The Met said the arrests were made as part of an ongoing intelligence-led operation in connection with an address on Harlesden Road, Willesden, which was raided on Thursday.

The 21-year-old who was shot during the police operation was discharged from hospital on Sunday before being arrested on suspicion of the commission, preparation and instigation of terrorist acts.

It is believed to be the first time a woman has been shot by police in 10 years. The last time was in 2007 when Ann Sanderson was fatally shot in Kent.

A further six people were also arrested in connection with the incident, including five at or near the Willesden address, which had been under observation by police, and one in Kent.

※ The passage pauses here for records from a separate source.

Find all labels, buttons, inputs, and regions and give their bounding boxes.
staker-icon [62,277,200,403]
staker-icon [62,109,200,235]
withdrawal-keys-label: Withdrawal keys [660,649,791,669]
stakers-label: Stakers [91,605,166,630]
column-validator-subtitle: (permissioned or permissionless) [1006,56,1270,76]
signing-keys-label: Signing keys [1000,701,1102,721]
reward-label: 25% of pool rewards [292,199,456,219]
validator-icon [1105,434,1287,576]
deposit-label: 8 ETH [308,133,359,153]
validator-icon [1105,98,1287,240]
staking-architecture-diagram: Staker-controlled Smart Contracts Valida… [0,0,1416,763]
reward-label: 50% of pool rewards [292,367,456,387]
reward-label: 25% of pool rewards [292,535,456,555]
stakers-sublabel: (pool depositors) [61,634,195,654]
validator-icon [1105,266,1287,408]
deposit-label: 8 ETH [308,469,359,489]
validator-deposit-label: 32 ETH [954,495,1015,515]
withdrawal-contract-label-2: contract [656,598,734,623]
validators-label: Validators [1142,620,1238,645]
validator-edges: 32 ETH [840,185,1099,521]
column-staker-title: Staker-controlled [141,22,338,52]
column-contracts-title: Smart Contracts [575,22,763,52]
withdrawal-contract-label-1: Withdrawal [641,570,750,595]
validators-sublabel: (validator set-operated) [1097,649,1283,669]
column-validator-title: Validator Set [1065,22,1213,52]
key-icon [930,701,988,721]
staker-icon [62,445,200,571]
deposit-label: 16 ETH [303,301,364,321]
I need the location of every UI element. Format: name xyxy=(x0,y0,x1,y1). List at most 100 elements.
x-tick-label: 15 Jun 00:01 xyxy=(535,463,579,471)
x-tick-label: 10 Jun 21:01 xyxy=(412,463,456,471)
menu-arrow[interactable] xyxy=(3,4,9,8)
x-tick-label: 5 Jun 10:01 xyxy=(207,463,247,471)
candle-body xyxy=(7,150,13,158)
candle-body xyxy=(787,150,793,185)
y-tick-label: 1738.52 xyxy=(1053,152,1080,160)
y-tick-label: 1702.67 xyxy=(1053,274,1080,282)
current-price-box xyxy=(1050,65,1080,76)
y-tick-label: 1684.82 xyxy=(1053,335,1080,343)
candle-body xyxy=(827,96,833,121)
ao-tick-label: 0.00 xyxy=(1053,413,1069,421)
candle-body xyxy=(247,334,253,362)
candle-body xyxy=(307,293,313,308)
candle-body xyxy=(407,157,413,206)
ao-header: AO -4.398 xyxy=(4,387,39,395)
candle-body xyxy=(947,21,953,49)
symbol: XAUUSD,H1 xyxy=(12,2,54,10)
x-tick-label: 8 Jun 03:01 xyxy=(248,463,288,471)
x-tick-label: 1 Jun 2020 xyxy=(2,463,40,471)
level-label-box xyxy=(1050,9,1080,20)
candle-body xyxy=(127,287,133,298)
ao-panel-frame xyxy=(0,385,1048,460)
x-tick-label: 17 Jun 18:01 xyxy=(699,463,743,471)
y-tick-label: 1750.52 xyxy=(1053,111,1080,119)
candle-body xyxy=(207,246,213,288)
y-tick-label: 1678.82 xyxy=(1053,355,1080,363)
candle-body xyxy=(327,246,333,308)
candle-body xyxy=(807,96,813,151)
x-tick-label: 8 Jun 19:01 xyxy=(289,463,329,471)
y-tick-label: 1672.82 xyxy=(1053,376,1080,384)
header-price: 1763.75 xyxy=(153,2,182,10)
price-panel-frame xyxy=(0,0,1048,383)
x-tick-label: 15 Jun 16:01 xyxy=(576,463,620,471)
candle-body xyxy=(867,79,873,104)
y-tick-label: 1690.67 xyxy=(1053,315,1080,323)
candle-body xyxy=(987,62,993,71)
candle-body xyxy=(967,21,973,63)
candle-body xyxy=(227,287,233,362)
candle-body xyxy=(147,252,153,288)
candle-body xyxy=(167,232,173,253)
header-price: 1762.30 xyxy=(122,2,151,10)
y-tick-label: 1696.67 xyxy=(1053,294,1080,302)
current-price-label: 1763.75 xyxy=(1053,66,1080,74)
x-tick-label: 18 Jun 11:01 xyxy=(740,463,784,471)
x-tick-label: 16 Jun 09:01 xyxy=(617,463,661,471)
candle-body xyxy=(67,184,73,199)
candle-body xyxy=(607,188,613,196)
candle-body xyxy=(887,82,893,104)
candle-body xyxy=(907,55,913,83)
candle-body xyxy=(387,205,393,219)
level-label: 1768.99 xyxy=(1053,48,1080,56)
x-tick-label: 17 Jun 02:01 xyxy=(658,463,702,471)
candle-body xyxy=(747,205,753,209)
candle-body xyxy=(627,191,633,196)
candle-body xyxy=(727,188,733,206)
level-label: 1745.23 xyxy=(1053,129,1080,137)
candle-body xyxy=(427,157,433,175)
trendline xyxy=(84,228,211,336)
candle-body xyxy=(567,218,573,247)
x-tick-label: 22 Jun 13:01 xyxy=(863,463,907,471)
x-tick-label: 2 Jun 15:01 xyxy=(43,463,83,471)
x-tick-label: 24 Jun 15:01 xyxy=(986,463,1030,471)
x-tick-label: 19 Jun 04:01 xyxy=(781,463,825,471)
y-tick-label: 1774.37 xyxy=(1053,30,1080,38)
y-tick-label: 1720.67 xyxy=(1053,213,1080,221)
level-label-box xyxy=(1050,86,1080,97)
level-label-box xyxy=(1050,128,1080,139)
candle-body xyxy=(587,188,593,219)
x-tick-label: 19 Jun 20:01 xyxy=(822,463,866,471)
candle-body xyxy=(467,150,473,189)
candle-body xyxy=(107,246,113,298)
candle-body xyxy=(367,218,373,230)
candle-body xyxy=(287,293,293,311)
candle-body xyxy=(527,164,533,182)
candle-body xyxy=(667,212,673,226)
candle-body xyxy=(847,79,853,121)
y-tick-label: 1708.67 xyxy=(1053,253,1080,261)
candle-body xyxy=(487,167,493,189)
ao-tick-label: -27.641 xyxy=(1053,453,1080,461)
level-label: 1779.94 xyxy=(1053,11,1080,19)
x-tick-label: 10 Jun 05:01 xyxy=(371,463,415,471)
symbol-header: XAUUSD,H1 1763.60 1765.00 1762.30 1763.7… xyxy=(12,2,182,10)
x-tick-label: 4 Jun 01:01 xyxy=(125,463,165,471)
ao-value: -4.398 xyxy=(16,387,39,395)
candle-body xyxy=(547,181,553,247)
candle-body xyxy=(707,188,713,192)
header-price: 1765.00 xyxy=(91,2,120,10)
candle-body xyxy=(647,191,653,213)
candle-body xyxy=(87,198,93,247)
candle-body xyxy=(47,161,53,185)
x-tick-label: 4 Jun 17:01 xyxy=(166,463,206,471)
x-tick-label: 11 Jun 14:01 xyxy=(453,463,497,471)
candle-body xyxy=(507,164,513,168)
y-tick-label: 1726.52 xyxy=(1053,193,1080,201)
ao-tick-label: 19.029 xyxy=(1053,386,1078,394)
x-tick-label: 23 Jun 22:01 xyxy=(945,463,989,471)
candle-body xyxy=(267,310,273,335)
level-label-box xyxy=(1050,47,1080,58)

Met Police Deputy Assistant Commissioner Neil Basu confirmed after Thursday's raid that an active terror plot had been foiled.

It was revealed on Saturday that he had previously been quizzed by British authorities under suspicion of trying to travel to Syria to join so-called Islamic State.

The other people taken into custody were a 20-year-old woman, a 16-year-old boy, and a man and woman both aged 28.

Separately, on Sunday police were given more time by the courts to question a terror suspect who was arrested in Whitehall - also on Thursday - in an unrelated intelligence-led counter-terrorism operation.

Khalid Mohammed Omar Ali, 27, was arrested near Parliament Square, near the Houses of Parliament.

The courts granted a warrant of further detention so police until Thursday.